How are heartworms spread
Heartworms are carried by infected mosquitoes when they are immature and called microfilariae. Once an infected mosquito bites an animal, the microfilariae are released into the dog or cat's bloodstream where they create stress and damage the blood cells and vessel walls. As they move they cause clotting and narrowing of the blood vessels, leading to a rise in the animal's blood pressure. As the blood pressure goes up, the heart must pump harder and faster to get the blood through the damaged vessels, leading to heart failure over time. During this time, the microfilariae have set up shop in the animal's lungs and heart, where they breed and grow. Untreated heartworms can live between 3 and 5 years in a host.
Signs of a heartworm infestation
Because heartworms prefer to live in an animal's heart and lungs, signs of an infestation can include the dog or cat coughing more or seeming short of breath. Other pets may act lethargic and less playful, while some animals will suffer from weight loss due to a loss of appetite for pet food, fainting and blood clotting problems. If you notice any of these symptoms, you should bring your pooch or kitty to the vet immediately as heartworm disease can be life-threatening.

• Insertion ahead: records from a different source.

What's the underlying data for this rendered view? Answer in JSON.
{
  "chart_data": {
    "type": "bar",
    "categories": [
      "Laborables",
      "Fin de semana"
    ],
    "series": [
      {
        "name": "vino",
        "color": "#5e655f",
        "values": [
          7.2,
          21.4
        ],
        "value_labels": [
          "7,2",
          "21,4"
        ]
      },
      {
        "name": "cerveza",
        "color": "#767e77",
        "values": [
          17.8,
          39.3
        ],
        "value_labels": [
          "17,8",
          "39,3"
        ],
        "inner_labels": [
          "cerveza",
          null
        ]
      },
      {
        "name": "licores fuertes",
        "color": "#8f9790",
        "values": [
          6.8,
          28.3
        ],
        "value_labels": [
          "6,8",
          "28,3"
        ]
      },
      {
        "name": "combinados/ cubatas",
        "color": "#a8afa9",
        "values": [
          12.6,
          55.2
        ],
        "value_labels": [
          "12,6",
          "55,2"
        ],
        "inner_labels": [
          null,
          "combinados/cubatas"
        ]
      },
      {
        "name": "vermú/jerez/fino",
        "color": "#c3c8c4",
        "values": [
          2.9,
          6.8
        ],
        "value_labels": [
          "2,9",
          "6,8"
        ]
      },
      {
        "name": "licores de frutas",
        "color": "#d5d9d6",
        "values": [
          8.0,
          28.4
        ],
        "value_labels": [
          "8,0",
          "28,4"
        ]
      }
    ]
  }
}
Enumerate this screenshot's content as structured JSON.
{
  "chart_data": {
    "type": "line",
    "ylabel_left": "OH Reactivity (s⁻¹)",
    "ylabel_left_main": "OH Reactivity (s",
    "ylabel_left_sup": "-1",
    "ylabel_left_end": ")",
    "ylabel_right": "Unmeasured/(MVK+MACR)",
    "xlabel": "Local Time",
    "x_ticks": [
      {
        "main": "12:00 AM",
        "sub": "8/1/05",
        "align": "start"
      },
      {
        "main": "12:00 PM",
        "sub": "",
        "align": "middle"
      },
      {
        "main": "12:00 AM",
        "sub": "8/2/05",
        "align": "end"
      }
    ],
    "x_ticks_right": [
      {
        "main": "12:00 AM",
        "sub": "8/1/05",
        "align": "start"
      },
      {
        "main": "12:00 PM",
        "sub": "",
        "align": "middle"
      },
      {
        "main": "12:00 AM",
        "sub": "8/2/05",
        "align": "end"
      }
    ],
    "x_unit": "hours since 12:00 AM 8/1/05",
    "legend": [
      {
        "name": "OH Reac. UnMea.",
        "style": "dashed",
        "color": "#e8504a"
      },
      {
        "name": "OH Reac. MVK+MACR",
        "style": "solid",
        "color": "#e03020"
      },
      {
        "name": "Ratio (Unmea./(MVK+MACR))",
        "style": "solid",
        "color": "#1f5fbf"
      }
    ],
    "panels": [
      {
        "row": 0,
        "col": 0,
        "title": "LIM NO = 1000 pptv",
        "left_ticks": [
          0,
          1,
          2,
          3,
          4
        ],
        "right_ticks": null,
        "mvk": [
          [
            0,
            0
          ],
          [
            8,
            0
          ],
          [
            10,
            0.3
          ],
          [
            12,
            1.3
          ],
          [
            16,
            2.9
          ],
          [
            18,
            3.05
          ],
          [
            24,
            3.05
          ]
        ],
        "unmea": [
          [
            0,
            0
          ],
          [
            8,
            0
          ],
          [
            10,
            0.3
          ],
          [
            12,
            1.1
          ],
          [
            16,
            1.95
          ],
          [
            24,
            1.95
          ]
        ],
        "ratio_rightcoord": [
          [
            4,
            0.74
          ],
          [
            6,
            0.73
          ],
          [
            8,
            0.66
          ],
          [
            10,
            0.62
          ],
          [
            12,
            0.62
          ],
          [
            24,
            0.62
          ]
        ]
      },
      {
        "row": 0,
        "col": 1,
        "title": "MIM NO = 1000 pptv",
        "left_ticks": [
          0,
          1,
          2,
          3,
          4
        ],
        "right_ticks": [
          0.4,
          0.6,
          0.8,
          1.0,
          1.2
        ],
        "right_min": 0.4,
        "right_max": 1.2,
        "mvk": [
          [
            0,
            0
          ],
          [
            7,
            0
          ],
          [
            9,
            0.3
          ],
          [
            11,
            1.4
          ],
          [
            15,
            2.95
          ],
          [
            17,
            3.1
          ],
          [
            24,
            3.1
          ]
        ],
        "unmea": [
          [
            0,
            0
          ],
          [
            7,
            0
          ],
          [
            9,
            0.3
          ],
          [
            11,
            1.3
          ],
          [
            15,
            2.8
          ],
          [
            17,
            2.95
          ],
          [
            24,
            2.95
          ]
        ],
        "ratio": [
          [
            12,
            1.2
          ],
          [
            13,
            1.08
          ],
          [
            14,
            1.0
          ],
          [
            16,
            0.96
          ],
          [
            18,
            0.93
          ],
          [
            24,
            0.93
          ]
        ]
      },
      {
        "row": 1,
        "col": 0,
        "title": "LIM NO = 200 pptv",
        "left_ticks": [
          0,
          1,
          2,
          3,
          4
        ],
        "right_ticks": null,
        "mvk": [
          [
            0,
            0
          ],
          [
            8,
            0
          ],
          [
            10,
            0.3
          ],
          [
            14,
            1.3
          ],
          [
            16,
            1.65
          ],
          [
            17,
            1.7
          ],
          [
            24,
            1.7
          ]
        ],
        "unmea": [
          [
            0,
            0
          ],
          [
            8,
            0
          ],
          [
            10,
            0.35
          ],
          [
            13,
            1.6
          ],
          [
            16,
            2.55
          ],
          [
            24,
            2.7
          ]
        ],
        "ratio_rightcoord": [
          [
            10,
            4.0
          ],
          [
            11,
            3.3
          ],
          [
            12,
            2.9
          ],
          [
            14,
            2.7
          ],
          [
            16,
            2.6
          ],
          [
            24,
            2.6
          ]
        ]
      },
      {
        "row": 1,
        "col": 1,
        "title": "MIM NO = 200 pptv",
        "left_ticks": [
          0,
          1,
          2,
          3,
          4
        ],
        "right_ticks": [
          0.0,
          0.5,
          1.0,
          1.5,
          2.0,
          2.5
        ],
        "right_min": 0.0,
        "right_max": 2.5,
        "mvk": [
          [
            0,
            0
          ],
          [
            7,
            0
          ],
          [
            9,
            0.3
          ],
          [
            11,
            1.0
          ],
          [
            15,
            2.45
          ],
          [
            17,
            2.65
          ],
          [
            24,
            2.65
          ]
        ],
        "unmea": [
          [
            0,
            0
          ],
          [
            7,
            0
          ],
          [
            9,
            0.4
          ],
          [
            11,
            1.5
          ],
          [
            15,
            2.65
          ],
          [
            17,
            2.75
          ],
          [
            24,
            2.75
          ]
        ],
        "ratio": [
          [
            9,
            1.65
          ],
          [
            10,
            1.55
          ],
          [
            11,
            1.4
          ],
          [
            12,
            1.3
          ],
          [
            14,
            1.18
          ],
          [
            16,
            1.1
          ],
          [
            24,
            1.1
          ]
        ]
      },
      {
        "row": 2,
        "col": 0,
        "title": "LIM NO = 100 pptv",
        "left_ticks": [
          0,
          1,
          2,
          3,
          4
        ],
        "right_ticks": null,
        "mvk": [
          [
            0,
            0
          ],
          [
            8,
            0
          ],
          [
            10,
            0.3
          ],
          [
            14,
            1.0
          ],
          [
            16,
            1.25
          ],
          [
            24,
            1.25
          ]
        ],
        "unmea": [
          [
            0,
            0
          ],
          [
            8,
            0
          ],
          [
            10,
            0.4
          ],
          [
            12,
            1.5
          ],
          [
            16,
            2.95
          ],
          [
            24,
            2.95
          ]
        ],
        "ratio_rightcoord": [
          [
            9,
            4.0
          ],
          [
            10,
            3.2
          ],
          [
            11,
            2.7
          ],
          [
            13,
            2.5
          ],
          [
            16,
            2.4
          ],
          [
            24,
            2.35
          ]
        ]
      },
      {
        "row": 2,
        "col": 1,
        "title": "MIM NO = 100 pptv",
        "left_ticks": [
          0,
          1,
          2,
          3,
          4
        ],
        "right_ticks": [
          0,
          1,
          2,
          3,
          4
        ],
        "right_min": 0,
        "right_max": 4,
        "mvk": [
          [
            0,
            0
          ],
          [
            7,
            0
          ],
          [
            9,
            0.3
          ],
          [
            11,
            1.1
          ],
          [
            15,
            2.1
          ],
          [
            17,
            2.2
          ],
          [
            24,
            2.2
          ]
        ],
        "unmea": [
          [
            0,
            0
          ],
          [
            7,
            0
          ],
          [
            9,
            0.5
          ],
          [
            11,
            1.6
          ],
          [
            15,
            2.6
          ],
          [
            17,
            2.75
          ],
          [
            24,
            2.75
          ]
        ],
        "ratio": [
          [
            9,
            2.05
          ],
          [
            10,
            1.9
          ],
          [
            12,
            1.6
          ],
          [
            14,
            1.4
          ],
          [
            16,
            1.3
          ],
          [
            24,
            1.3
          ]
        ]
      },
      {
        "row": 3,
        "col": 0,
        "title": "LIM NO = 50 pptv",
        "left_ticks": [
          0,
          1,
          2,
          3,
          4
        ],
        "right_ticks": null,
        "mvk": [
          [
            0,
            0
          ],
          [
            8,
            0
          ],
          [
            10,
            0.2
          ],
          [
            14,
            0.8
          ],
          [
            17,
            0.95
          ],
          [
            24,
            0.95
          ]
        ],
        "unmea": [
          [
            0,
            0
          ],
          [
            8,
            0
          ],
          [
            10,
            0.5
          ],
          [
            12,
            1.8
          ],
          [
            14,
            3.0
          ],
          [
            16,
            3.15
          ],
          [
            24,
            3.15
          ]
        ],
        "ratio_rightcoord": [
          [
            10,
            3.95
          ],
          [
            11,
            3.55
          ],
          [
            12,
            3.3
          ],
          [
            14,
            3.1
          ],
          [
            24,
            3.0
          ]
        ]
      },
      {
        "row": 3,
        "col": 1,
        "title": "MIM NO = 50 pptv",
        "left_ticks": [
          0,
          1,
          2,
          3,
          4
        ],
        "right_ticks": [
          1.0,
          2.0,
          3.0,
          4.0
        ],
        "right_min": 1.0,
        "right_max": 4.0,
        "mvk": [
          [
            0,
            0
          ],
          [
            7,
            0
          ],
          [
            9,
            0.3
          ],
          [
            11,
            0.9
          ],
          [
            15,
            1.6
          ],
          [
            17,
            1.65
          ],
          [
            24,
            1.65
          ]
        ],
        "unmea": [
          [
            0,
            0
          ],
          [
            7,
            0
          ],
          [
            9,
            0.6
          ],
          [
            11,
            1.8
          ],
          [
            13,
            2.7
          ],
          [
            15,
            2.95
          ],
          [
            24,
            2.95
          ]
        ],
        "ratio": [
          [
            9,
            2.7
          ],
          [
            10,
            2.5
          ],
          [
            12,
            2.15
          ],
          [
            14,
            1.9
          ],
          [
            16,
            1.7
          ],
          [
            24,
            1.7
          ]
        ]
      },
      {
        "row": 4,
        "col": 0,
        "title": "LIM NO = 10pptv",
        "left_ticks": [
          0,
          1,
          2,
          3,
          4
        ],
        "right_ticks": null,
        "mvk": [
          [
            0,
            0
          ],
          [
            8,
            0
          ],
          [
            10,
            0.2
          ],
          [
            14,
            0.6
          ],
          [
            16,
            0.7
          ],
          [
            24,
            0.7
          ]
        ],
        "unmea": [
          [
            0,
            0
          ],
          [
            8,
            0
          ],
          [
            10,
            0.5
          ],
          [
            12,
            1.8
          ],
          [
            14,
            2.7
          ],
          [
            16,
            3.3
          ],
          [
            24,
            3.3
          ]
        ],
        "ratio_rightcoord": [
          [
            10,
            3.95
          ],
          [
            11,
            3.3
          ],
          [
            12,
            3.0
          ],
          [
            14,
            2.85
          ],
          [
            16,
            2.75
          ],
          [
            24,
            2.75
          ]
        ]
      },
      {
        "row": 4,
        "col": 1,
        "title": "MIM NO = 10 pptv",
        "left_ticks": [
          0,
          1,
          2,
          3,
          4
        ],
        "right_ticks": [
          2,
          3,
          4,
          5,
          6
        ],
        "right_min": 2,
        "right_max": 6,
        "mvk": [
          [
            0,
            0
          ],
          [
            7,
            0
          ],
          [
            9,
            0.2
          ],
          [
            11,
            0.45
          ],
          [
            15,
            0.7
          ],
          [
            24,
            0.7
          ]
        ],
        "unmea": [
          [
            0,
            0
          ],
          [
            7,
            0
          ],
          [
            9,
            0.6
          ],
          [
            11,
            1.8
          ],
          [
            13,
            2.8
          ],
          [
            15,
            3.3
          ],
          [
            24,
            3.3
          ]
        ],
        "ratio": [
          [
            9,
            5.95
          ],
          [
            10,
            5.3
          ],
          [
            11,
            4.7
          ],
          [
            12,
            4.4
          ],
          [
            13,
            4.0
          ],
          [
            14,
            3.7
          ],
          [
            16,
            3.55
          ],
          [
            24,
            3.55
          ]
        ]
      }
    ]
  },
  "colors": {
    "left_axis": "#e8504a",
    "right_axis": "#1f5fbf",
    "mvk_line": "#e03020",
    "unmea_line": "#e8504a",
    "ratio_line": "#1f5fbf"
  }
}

How to protect your pet against heartworms
Heartworm disease is a serious concern, but there are ways to keep the problem at bay. The most effective way to prevent heartworm disease in your animal is to start and keep it on monthly heartworm, flea and tick preventative pet drugs. Medication like Revolution and Sentinel work to keep all three parasites away, while products like Frontline Plus repel fleas, ticks and chewing lice.
Your dog or cat will need to take a blood test before starting heartworm medication to check for potential existing heartworms already in their bodies. Giving preventative medicine to a dog or cat that is already infected with the disease can actually cause more harm. Once your vet gives you the OK, you can start giving your pup or kitty its monthly medication to prevent harmful heartworm disease.